Correct Answer - Option 2 : 33.33%
Concept:
The transmission efficiency of an AM wave is defined as the percentage of total power contributed by the sidebands.
For a sinusoidal AM signal, it is given by:
\(η=\frac{{{μ ^2}}}{{2 + {μ ^2}}} \times 100\)
μ = Modulation index
The maximum efficiency is obtained for μ = 1, i.e.
\(η_{max}=\frac{{{1}}}{{2 + {1}}} \times 100\)
ηmax = 33.33 %
Derivation:
Mathematically, the efficiency can be expressed as:
\(\eta = \frac{{{P}_{SB}}}{{{P_t}}} \times 100\%\)
For sinusoidal input
PSB = Sideband power given by:
\({P_{SB}} = \frac{{{P_c}\;{\mu ^2}}}{2}\)

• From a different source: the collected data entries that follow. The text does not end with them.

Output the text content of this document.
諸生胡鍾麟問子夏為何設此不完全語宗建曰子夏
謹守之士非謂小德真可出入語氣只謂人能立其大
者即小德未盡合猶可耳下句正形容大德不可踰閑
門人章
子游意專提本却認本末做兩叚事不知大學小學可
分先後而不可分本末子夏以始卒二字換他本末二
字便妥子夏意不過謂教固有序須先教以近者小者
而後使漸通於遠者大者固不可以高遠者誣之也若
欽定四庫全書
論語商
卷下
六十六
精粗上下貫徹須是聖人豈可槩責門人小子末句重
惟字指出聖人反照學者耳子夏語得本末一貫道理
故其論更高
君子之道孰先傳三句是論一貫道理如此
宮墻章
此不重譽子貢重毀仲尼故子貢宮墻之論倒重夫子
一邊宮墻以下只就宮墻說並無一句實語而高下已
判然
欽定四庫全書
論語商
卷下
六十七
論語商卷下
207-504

Pt = Total power given by:
\({P_t} = {P_c}\;\left( {1 + \frac{{{\mu ^2}}}{2}} \right)\),
\(\eta = \frac{{{P_c}{\mu ^2}}}{{2\left( {{P_c}\left( {1 + \frac{{{\mu ^2}}}{2}} \right)} \right)}}\)
\(\eta = \frac{{{P_c}{\mu ^2}}}{{{P_c}\left( {2 + {\mu ^2}} \right)}} = \frac{{{\mu ^2}}}{{2 + {\mu ^2}}} \times 100\)